Vizinhos e colegas de
Rocha se declararam surpresos com a revelação dos crimes. Seus empregadores
afirmaram que até então a conduta do vigilante no ambiente de trabalho era
"irrepreensível".
"Psicopatas usam
máscaras, conseguem fingir ser perfeitamente normais. Sabem qual a coisa
correta a dizer e a fazer em cada situação. Eles não sentem emoções, mas são
muito bons em fingir emoções. Conseguem se camuflar, como um camaleão",
diz Bonn.
Bonn salienta que
psicopatas não são doentes mentais. "É um transtorno de personalidade.
Esses indivíduos são capazes de compartimentalizar suas vidas. Ele (Rocha)
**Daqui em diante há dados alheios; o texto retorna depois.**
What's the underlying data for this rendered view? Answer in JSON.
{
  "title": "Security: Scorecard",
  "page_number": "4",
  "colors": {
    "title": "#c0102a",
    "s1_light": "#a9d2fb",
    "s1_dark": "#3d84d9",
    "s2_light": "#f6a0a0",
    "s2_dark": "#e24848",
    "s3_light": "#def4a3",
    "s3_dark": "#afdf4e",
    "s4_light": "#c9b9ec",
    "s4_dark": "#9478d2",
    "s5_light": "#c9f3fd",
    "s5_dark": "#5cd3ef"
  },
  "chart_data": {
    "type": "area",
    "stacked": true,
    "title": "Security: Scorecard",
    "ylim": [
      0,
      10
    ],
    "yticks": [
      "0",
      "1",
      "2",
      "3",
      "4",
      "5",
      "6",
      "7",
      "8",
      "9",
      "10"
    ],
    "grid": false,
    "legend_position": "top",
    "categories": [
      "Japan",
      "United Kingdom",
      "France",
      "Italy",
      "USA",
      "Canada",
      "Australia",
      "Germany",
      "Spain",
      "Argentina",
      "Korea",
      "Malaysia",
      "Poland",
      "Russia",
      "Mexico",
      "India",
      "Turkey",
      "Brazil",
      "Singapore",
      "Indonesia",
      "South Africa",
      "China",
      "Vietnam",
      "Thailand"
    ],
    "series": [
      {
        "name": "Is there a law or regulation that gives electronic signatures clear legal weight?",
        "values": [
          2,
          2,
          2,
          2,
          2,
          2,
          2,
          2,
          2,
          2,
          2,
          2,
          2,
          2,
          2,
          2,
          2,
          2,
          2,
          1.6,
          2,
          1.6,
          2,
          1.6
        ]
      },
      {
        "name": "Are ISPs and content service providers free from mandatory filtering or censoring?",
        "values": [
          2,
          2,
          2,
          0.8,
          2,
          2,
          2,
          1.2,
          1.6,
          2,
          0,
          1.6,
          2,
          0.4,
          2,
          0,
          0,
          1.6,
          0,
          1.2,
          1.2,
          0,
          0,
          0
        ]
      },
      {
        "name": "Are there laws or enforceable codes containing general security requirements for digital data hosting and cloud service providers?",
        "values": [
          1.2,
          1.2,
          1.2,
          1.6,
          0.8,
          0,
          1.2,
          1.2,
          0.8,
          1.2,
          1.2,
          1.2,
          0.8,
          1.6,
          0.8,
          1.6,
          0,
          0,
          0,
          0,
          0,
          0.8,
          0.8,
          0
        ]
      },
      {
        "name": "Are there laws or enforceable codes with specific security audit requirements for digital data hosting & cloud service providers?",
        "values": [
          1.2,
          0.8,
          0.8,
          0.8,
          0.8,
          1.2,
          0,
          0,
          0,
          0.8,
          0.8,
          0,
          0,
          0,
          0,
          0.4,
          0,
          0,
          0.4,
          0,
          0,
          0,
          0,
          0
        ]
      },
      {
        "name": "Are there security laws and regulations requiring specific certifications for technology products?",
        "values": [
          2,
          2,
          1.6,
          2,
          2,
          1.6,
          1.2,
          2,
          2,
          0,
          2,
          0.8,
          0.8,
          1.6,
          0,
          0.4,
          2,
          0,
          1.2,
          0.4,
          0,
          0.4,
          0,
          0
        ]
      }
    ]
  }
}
trabalhava em um hospital, poderia parecer um cara legal. Mas tinha esse alter
ego", afirma.
Leia mais: Serial
killer mais famoso da Suécia pode não ter matado ninguém
A escolha das vítimas
feita por Rocha, que diz ter matado homossexuais e pelo menos oito moradores de
rua, leva o especialista a classificar o brasileiro em uma categoria de serial
killers definida como "mission killers", ou assassinos com uma
missão.
"É alguém que
imagina, em sua mente perturbada, estar fazendo um bem para a sociedade. É uma
forma de racionalizar seus crimes", afirma.
Bonn lembra o caso do
ex-fuzileiro naval Itzcoatl Ocampo, acusado de uma série de assassinatos em Los
Angeles entre 2011 e 2012, cujas vítimas principais eram moradores de rua.
"Ele estava
revoltado porque havia sido treinado para ser um atirador de elite no Iraque,
mas nunca pode colocar isso em prática. Então, decidiu livrar a sociedade dos
moradores de rua."
Rejeição e abuso
O ex-advogado de Rocha
revelou que seu cliente havia sofrido abuso sexual na infância e bullying na
escola.
Para Bonn, é provável
que esse tipo de experiência tenha deixado no brasileiro um sentimento de
raiva.
"(Os crimes) eram
sua maneira de canalizar essa raiva. Ele sentia que havia sido abusado pela
sociedade e encontrou uma maneira de revidar", diz.
O criminologista
observa que no caso dos assassinatos de mulheres atribuídos a Rocha, há
indícios de que os crimes não tenham tido motivação diretamente sexual.
Desde janeiro deste
ano, pelo menos 15 mulheres foram assassinadas a tiros em Goiânia por um
motociclista com o rosto coberto. Agora, acredita-se que Rocha seja o autor
desses crimes.
"O fato de que ele
atirou contra elas à distância indica que não há um componente sexual para
esses crimes, que tinham outra motivação. E suspeito que seja porque ele
simplesmente tinha raiva de mulheres, por ter sido rejeitado quando era mais
jovem", afirma.
Segundo os policiais
que trabalham no caso, Rocha teria dito que sofreu traições e desilusões
amorosas. O suspeito também teria demonstrado desconforto com a presença de
mulheres durante seus depoimentos.
Além dos assassinatos,
Rocha é investigado por cerca de 90 roubos. Ao ser preso, ele pediu ajuda
médica.
Bonn salienta, porém,
que não existe cura para um psicopata. "Tipicamente, psicopatas são
isolados nas prisões e podem aprender a obedecer as regras e até se tornarem
prisioneiros modelos. Mas não há cura."